Mining microbiome datasets promises to help scientists better understand the role of the microbiota in health and disease and identify new targets for drugs and vaccines, but scientists need proper tools to make sense of these complex data. Many researchers do not have access to the high-performance computing resources, data-analysis tools, or the technical expertise required to assemble and study large-scale microbiome datasets. By bringing together the data and tools in the cloud, the MCP will give researchers access to vast amounts of data with high-performance computing power.

“A cloud platform that provides access to centralized data-analysis resources is a great step forward,” Tsang said. “The availability of an established set of tools used by multiple investigators will facilitate our ability to explore large datasets.”

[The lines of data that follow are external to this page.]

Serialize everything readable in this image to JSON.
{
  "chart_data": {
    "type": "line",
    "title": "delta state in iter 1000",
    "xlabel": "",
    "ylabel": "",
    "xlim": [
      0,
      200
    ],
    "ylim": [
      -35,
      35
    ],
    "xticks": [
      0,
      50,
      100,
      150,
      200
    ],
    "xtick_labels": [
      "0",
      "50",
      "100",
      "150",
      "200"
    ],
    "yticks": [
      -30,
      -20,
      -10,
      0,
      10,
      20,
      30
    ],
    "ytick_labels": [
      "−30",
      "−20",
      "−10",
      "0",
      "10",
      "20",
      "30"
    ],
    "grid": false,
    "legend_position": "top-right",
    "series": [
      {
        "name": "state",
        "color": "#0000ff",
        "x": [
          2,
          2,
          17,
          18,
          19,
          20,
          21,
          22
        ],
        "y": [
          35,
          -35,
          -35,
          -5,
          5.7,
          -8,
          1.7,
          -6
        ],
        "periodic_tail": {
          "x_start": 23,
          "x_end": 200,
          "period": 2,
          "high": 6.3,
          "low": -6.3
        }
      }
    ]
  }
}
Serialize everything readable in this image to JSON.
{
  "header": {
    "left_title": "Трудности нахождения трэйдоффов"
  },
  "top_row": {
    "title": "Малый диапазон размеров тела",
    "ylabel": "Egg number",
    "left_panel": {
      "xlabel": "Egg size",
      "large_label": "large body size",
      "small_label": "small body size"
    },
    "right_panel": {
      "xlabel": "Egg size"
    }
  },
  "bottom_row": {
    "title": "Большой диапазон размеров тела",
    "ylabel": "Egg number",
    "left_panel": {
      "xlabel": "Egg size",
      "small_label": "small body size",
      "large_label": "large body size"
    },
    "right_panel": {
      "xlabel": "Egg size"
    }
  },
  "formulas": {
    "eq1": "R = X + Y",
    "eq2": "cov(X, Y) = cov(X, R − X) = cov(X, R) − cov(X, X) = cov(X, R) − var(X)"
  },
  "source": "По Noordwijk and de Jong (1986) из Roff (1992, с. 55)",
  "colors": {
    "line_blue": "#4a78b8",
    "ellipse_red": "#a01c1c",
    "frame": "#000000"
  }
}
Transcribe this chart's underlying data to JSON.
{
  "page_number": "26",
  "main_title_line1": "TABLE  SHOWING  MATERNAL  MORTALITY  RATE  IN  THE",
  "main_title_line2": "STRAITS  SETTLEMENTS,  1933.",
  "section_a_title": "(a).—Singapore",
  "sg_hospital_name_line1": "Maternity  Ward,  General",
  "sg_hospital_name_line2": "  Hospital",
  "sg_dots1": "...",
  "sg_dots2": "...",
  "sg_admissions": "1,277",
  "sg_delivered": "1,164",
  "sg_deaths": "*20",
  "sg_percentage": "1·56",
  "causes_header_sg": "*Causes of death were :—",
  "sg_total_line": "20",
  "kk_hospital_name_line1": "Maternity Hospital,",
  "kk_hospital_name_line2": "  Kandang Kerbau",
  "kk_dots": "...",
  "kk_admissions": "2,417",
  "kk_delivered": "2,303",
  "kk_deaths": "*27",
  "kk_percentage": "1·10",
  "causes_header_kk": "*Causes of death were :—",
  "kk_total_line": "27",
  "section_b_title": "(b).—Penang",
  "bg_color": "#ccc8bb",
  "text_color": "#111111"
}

In September 2013, NIAID and NHGRI launched the first phase of the MCP, which makes a five-terabyte portion of HMP sequencing data publicly available on the Amazon Web Services cloud. Cloud storage facilitates analysis by reducing the need for time-consuming data downloads. The MCP team is developing the next phase of the project, which will add analysis tools, more data, and supporting documentation such as online tutorials. Before the platform is released to the public, a team of NIH scientists and extramural researchers will evaluate it and provide feedback on its functionality and usability.

The MCP’s cloud environment promises to encourage greater collaboration and data sharing among NIH intramural and extramural researchers and their colleagues. Scientists’ experiences with the MCP also will help inform NIH best practices for using cloud technologies for biomedical research.